Our remit on the committee is to cast a regular and independent eye over the financial and governance arrangements across the different departments of the County Council. It’s the least ‘political’ committee of the authority and has a genuine feel of independence and non bias.

And because of that a lot of information comes to us in a rather less sterilised and politically ’spun’ way. The County’s finances are massively complicated. So many different service areas and different ways of setting out the information. But what became clear today was that not all the debt the County owes is as obvious as it might be.

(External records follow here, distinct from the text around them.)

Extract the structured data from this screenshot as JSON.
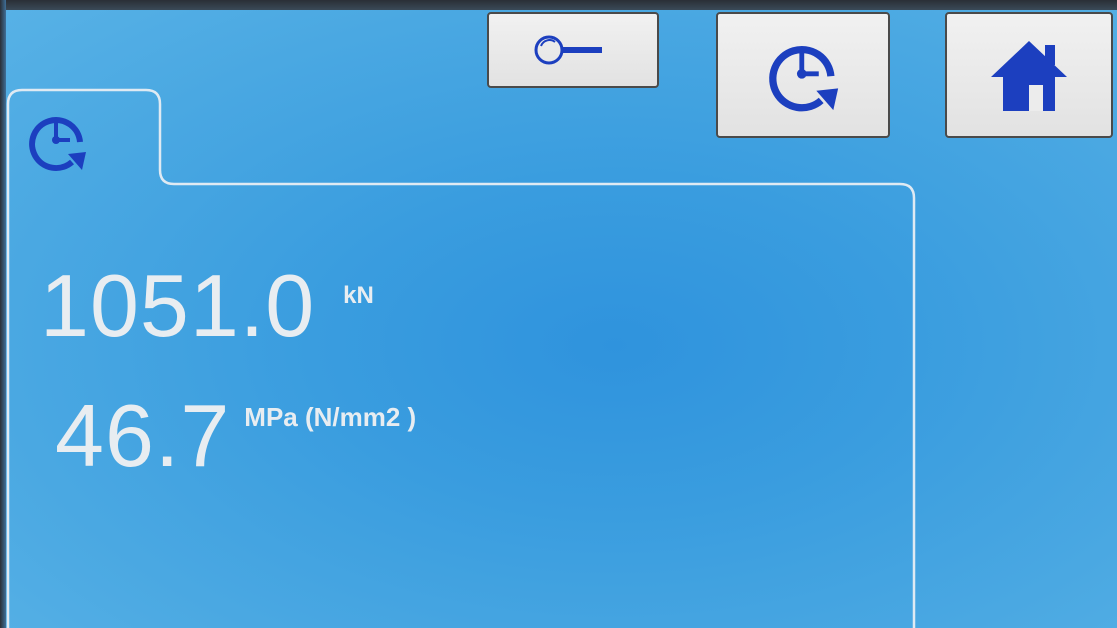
{
  "header": {
    "buttons": [
      {
        "icon": "key-icon"
      },
      {
        "icon": "history-clock-icon"
      },
      {
        "icon": "home-icon"
      }
    ]
  },
  "tab": {
    "icon": "history-clock-icon"
  },
  "readings": {
    "force": {
      "value": "1051.0",
      "unit": "kN"
    },
    "stress": {
      "value": "46.7",
      "unit": "MPa (N/mm2 )"
    }
  },
  "colors": {
    "background": "#3a9ddf",
    "icon": "#1c3fbf",
    "button_face": "#ececec",
    "text": "#e8edf1"
  }
}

coins.jpgPrivate Finance Initiatives or PFIs, as they are better known, are agreements between large public sector organisations and commercial businesses. They are used to finance public infrastructure projects such as roads or schools and hospitals when there isn’t enough public money available. The commercial business funds the capital costs of building work and usually adds in long term maintenace and other ‘ongoing extras’ while the public sector body pays for the lot over 20 or 25 years.

I’ve got mixed feelings about PFI arrangements. In some circumstances they may be an effective way of providing modern facilities. They are, however, expensive. Not just the built-in interest payments either; it’s the whole deal over the period which can work out several percent more than a normal financing arrangement. And at hundreds of millions or even billions, that is a big difference over 20 years.

But the biggest problem, I think, is when it becomes ‘too easy’ to finance things that way. It’s like sticking everything on a credit card but on a much larger scale. It’s all debt and needs paying back eventually. As the repayments get bigger and bigger and the long term debt becomes greater and greater with every new PFI it takes more and more tax money to service them.

I did say that the County’s finance arrangements were complicated and I must admit I didn’t realise there was quite the level of PFI agreements with the County Council there are. That’s where I come back to Audit Committee because the PFIs only came to light when we were advised of new public finance rules coming from Europe which mean that PFI agreements must, in future, be included as debt in public sector accounts. I didn’t realise they weren’t included in the £600million of County debt owed… I do now.

That means the actual debt figure is currently over £800million. And with the Staffordshire incinerator to be funded by yet another PFI and more coming along soon after that to build new schools in Tamworth the figure grows to over a billion. Quite a ‘credit card’ bill which equates to about £3200 for every single household in Staffordshire and many tens of millions in repaments each year.

The new EU rules also mean the UK’s public debt will jump by billions the moment the rules change.